Cicely was definitely "a wounded physician", who was thus enabled to sympathise
with and support the patients and families who came under her care.
The opening of St Christopher’s Hospice in 1967 was a major milestone in
Cicely’s life. It was almost 20 years after she had first decided to build a
special home for people with terminal illness. People like David Tasma, a dying
Polish émigré, who in 1948 had left Cicely £500 so that "I can be a window in
your Home."
To describe the difference St Christopher’s Hospice has made, and continues
to make, to thousands of patients and families, let me quote from a letter
written in 1972 by a grateful relative: "St Christopher’s is not just a
building, but a way of living — an attitude towards people, their life and
their death. . . It did seem very remarkable that the vision of one person, who
had responded to a need, could be caught and sustained by so many others, so
that the vision became a reality and the reality perpetuates itself creatively."

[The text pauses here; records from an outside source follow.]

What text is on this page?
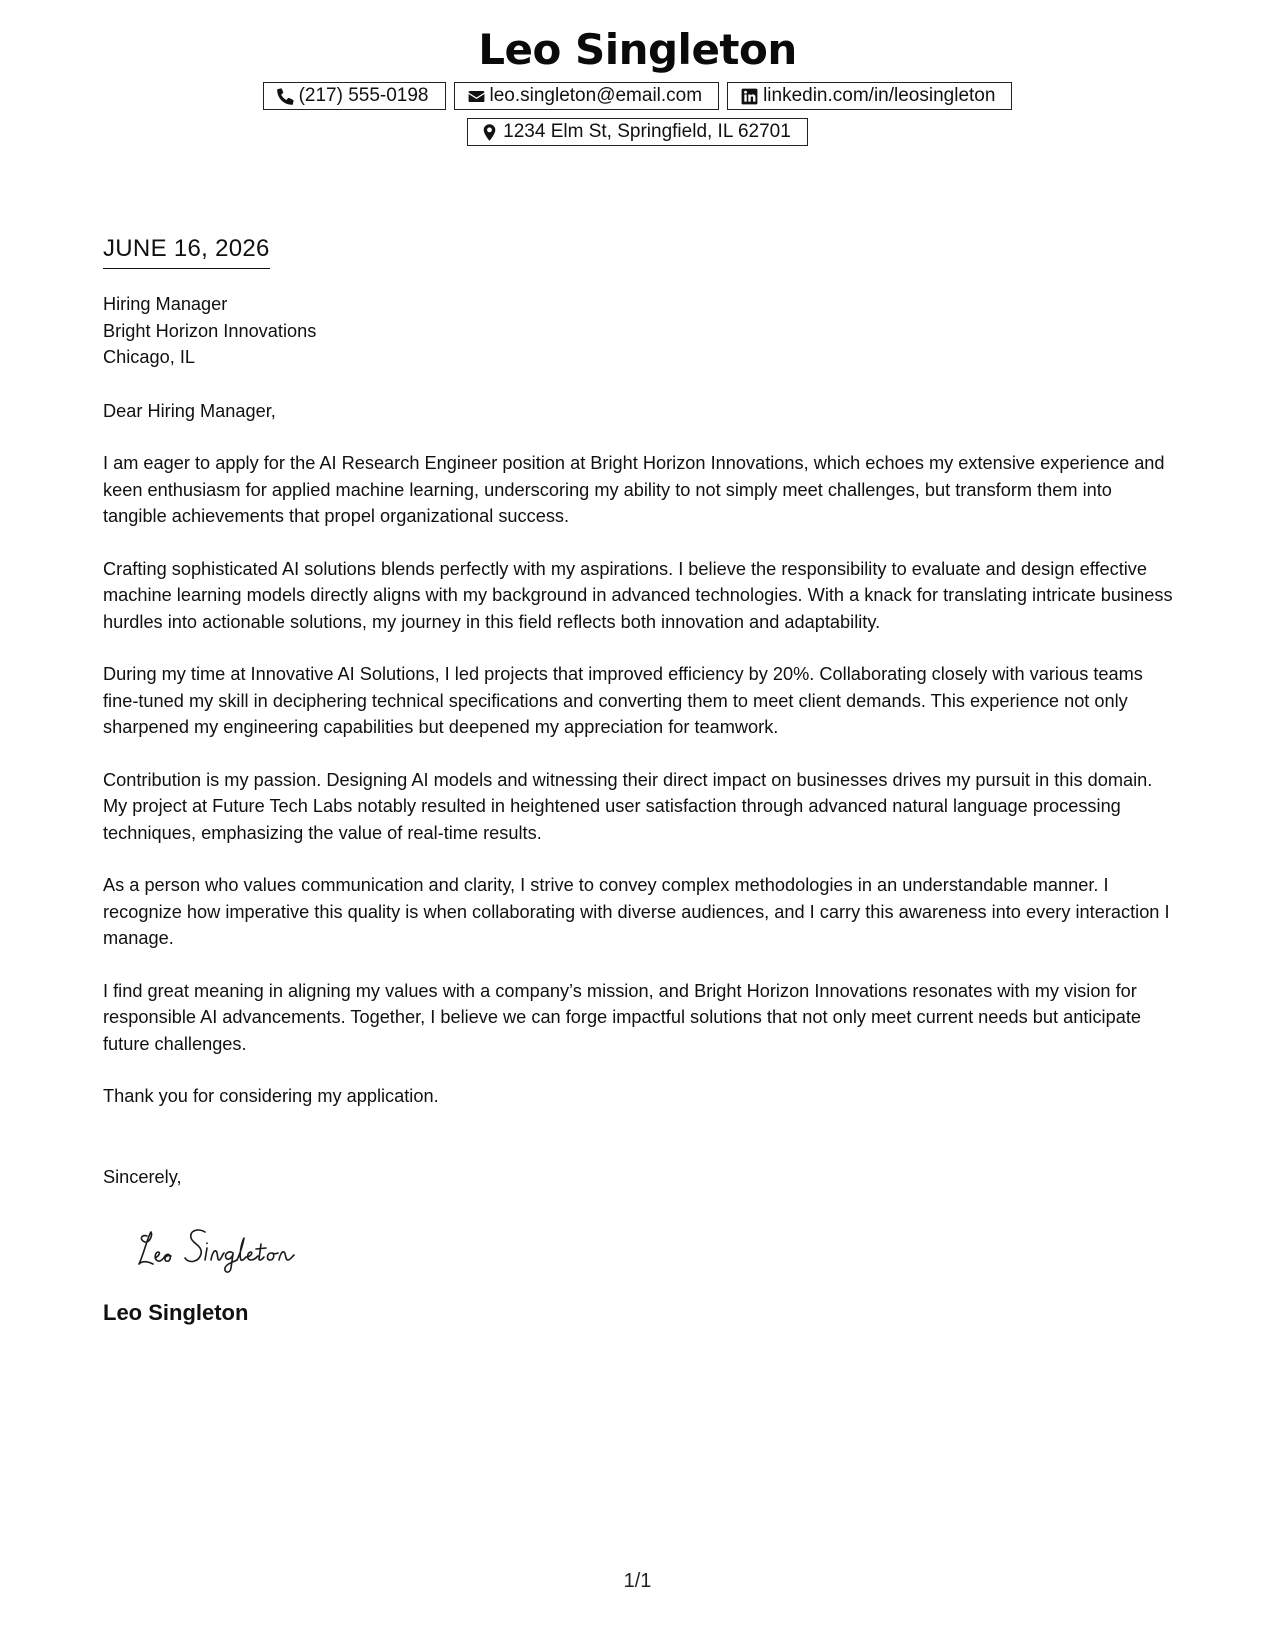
Leo Singleton
(217) 555-0198	leo.singleton@email.com	linkedin.com/in/leosingleton
1234 Elm St, Springfield, IL 62701
JUNE 16, 2026
Hiring Manager
Bright Horizon Innovations
Chicago, IL
Dear Hiring Manager,
I am eager to apply for the AI Research Engineer position at Bright Horizon Innovations, which echoes my extensive experience and keen enthusiasm for applied machine learning, underscoring my ability to not simply meet challenges, but transform them into tangible achievements that propel organizational success.
Crafting sophisticated AI solutions blends perfectly with my aspirations. I believe the responsibility to evaluate and design effective machine learning models directly aligns with my background in advanced technologies. With a knack for translating intricate business hurdles into actionable solutions, my journey in this field reflects both innovation and adaptability.
During my time at Innovative AI Solutions, I led projects that improved efficiency by 20%. Collaborating closely with various teams fine-tuned my skill in deciphering technical specifications and converting them to meet client demands. This experience not only sharpened my engineering capabilities but deepened my appreciation for teamwork.
Contribution is my passion. Designing AI models and witnessing their direct impact on businesses drives my pursuit in this domain. My project at Future Tech Labs notably resulted in heightened user satisfaction through advanced natural language processing techniques, emphasizing the value of real-time results.
As a person who values communication and clarity, I strive to convey complex methodologies in an understandable manner. I recognize how imperative this quality is when collaborating with diverse audiences, and I carry this awareness into every interaction I manage.
I find great meaning in aligning my values with a company’s mission, and Bright Horizon Innovations resonates with my vision for responsible AI advancements. Together, I believe we can forge impactful solutions that not only meet current needs but anticipate future challenges.
Thank you for considering my application.
Sincerely,
Leo Singleton
1/1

Cicely was a tireless ambassador for the cause, and others joined her in the
task. It was greatly helped in the 1980s when the World Health Organisation
introduced its Cancer Control Programme, which emphasised both pain relief and
palliative care.
Cicely was an inspiring teacher. Her teaching model of "total pain" took
people, almost without effort, from a narrow physical outlook to a holistic
approach in which the unit of care is the family. Cicely disparaged "tender
loving care"; she championed "efficient loving care", in which attention to
detail is the constant watchword.
In the 1960s, Cicely prepared a four-page handout for her lectures. Now, as
befits a full-blown medical speciality, the handout has been superseded by the
1244 pages of the multi-author Oxford Textbook of Palliative Medicine,
and by numerous other books. But the core message remains the same: "You matter
because you are you."
I wonder how many have read Cicely’s autobiography — a slender volume,
Watch with Me, containing five reflective articles written and
delivered over a span of 40 years. The last, "Consider Him", is dated 2003. In
little over ten pages, Cicely recounts the salient points on her pilgrimage
through life, and tells again the constant inspiration of her faith. She quotes
a favourite theologian: "The crucified Jesus is the only accurate picture of
God that the world has ever seen, and the hands that hold us in existence are
pierced with unimaginable nails."
Indeed, it is clear from her writings and diaries that her faith was
possibly the major force in her life, which sustained her through thick and
thin: a major source of her resilience and dedication.